Fit Companies: Sun Life Financial

The financial services company lets its employees decide how they'll stay well.

In a fit city like Boston, it’s no surprise that businesses offer wellness programs that include far more than a discounted gym membership. In this series, we’ll profile Boston-area companies that go above and beyond to keep employees healthy.

Cooking demo

Food from an on-campus cooking demo. Photo provided to

Name: Sun Life Financial

Location: Wellesley

Number of employees: 1,200 at the Wellesley headquarters

How Sun Life Financial stays well: A staff-focused approach to company wellness, and a corporation-wide commitment to health causes in-office and out.

If any company knows the importance of keeping its employees healthy, it’s Sun Life Financial, a financial services company that specializes in providing employee benefits and insurance to individuals who are out of work on short- or long-term disability.

“We know what happens when people get unhealthy,” explains Vice President of Marketing Ed Milano. “Our everyday business is connected to people being healthy at work.”

To keep its own employees healthy, Milano says Sun Life offers on-campus amenities like a gym, walking trail, cooking demonstrations, and a program called Teams For Health that gives financial assistance to employees who want to do fitness-related fundraising.
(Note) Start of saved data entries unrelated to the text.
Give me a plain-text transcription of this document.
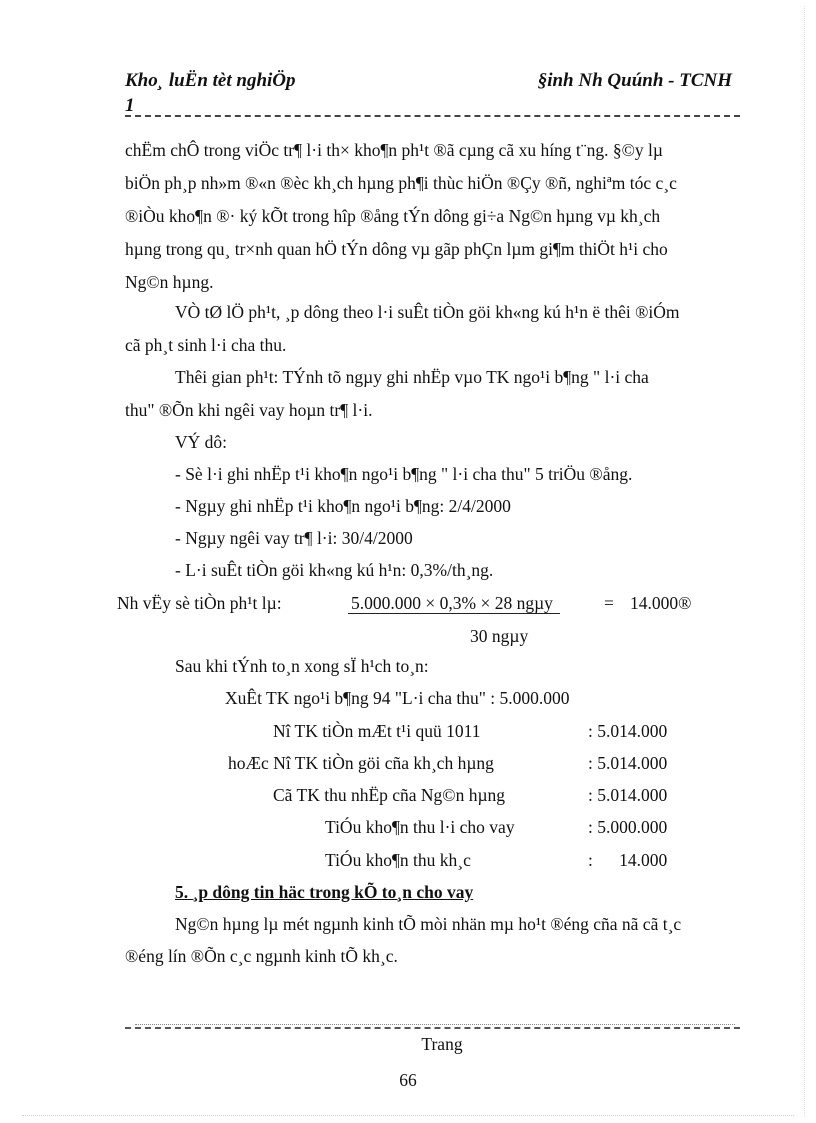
Kho¸ luËn tèt nghiÖp
1
§inh Nh Quúnh - TCNH
chËm chÔ trong viÖc tr¶ l·i th× kho¶n ph¹t ®ã cµng cã xu híng t¨ng. §©y lµ
biÖn ph¸p nh»m ®«n ®èc kh¸ch hµng ph¶i thùc hiÖn ®Çy ®ñ, nghiªm tóc c¸c
®iÒu kho¶n ®· ký kÕt trong hîp ®ång tÝn dông gi÷a Ng©n hµng vµ kh¸ch
hµng trong qu¸ tr×nh quan hÖ tÝn dông vµ gãp phÇn lµm gi¶m thiÖt h¹i cho
Ng©n hµng.
VÒ tØ lÖ ph¹t, ¸p dông theo l·i suÊt tiÒn göi kh«ng kú h¹n ë thêi ®iÓm
cã ph¸t sinh l·i cha thu.
Thêi gian ph¹t: TÝnh tõ ngµy ghi nhËp vµo TK ngo¹i b¶ng " l·i cha
thu" ®Õn khi ngêi vay hoµn tr¶ l·i.
VÝ dô:
- Sè l·i ghi nhËp t¹i kho¶n ngo¹i b¶ng " l·i cha thu" 5 triÖu ®ång.
- Ngµy ghi nhËp t¹i kho¶n ngo¹i b¶ng: 2/4/2000
- Ngµy ngêi vay tr¶ l·i: 30/4/2000
- L·i suÊt tiÒn göi kh«ng kú h¹n: 0,3%/th¸ng.
Nh vËy sè tiÒn ph¹t lµ:	5.000.000 × 0,3% × 28 ngµy	= 14.000®
30 ngµy
Sau khi tÝnh to¸n xong sÏ h¹ch to¸n:
XuÊt TK ngo¹i b¶ng 94 "L·i cha thu" : 5.000.000
Nî TK tiÒn mÆt t¹i quü 1011	: 5.014.000
hoÆc Nî TK tiÒn göi cña kh¸ch hµng	: 5.014.000
Cã TK thu nhËp cña Ng©n hµng	: 5.014.000
TiÓu kho¶n thu l·i cho vay	: 5.000.000
TiÓu kho¶n thu kh¸c	:      14.000
5. ¸p dông tin häc trong kÕ to¸n cho vay
Ng©n hµng lµ mét ngµnh kinh tÕ mòi nhän mµ ho¹t ®éng cña nã cã t¸c
®éng lín ®Õn c¸c ngµnh kinh tÕ kh¸c.
Trang
66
Those perks aside, though, the company primarily relies on a staff-sourced approach to wellness that starts with its Wellness Ambassadors program, through which 30 employee volunteers promote health and fitness ideas they believe in.

“We have about 30 Wellness Ambassadors who drive the wellness agenda, and they can do big things and they can do small things,” Milano says. “They can drive policy and they can also just make things happen on their own.” Recently, those programs have included everything from healthy recipe sharing, cooking demonstrations from Whole Foods, inviting healthy snack providers to company events, hiking days, membership in a farm share program, and “volleyball Fridays” on the front lawn.
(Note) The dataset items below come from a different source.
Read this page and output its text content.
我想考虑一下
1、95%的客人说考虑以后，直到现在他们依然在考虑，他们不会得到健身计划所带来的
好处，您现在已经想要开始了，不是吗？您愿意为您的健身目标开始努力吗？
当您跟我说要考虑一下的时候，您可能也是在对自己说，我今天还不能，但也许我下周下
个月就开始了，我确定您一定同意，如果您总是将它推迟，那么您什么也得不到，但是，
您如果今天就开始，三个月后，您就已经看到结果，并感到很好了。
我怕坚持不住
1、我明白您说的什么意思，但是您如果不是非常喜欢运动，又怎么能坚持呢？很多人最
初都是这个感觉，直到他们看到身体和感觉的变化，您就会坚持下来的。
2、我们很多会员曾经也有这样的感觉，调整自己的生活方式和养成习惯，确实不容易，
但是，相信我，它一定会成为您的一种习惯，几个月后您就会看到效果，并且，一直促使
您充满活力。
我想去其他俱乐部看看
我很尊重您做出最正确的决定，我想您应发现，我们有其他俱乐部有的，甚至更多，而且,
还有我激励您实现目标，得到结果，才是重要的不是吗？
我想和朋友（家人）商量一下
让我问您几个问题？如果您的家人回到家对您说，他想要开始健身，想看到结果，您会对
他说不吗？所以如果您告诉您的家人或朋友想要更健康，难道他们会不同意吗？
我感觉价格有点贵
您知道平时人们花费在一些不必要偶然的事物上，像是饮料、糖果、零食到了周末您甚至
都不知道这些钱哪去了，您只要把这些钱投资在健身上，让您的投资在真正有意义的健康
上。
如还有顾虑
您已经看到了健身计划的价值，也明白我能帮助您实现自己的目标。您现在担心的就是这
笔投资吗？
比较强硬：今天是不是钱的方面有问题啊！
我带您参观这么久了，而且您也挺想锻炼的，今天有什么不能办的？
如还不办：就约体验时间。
Having the wellness agenda come directly from those who will benefit from it, Milano says, is key to the program’s success. “You’ve got to get your staff to run wellness. You can’t drop it down on people; it has to come from within the staff,” he says. “To have it come from everybody in the staff, we think that’s the best way to go.”
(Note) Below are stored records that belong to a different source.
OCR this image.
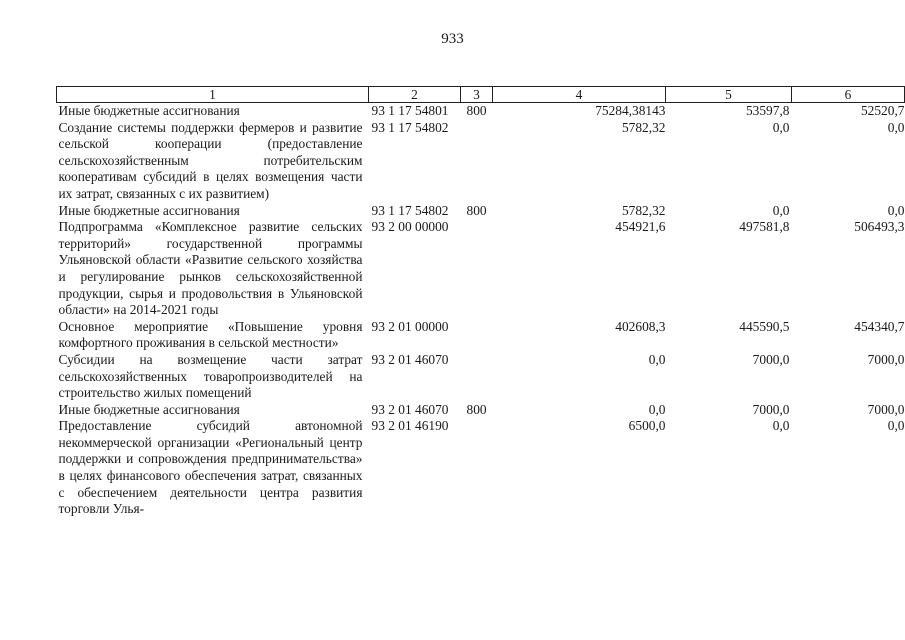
933
1	2	3	4	5	6
Иные бюджетные ассигнования	93 1 17 54801	800	75284,38143	53597,8	52520,7
Создание системы поддержки фермеров и развитие сельской кооперации (предоставление сельскохозяйственным потребительским кооперативам субсидий в целях возмещения части их затрат, связанных с их развитием)	93 1 17 54802		5782,32	0,0	0,0
Иные бюджетные ассигнования	93 1 17 54802	800	5782,32	0,0	0,0
Подпрограмма «Комплексное развитие сельских территорий» государственной программы Ульяновской области «Развитие сельского хозяйства и регулирование рынков сельскохозяйственной продукции, сырья и продовольствия в Ульяновской области» на 2014-2021 годы	93 2 00 00000		454921,6	497581,8	506493,3
Основное мероприятие «Повышение уровня комфортного проживания в сельской местности»	93 2 01 00000		402608,3	445590,5	454340,7
Субсидии на возмещение части затрат сельскохозяйственных товаропроизводителей на строительство жилых помещений	93 2 01 46070		0,0	7000,0	7000,0
Иные бюджетные ассигнования	93 2 01 46070	800	0,0	7000,0	7000,0
Предоставление субсидий автономной некоммерческой организации «Региональный центр поддержки и сопровождения предпринимательства» в целях финансового обеспечения затрат, связанных с обеспечением деятельности центра развития торговли Улья-	93 2 01 46190		6500,0	0,0	0,0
And while Sun Life’s internal approach to health is focused on the micro level, the company is also putting its commitment to wellness toward much larger causes. The company introduced a corporation-wide project focusing on diabetes treatment and prevention last year. “We made a decision at the corporate level last year to make diabetes our central philosophic cause, because diabetes is both a marker for overall health and it is increasingly a public health risk,” Milano says. “It’s also the seventh leading cause of death in the country, and it doesn’t quite get the attention as other public health issues, so we felt it was an area where we could make a difference.” In pursuit of that goal, Sun Life has partnered with the Celtics and the YMCA in fundraising efforts, and promotes the cause within its Wellesley offices.

Whether at the grassroots or corporate level, Milano says company wellness needs to reflect the needs and interests of the employees, as wide-ranging as they might be. “It’s never one thing,” he says. “For some people, they need information. For others, they need something fun. You need a lot of things to get wellness to happen. It’s never just one magic bullet, but it’s always worth it.”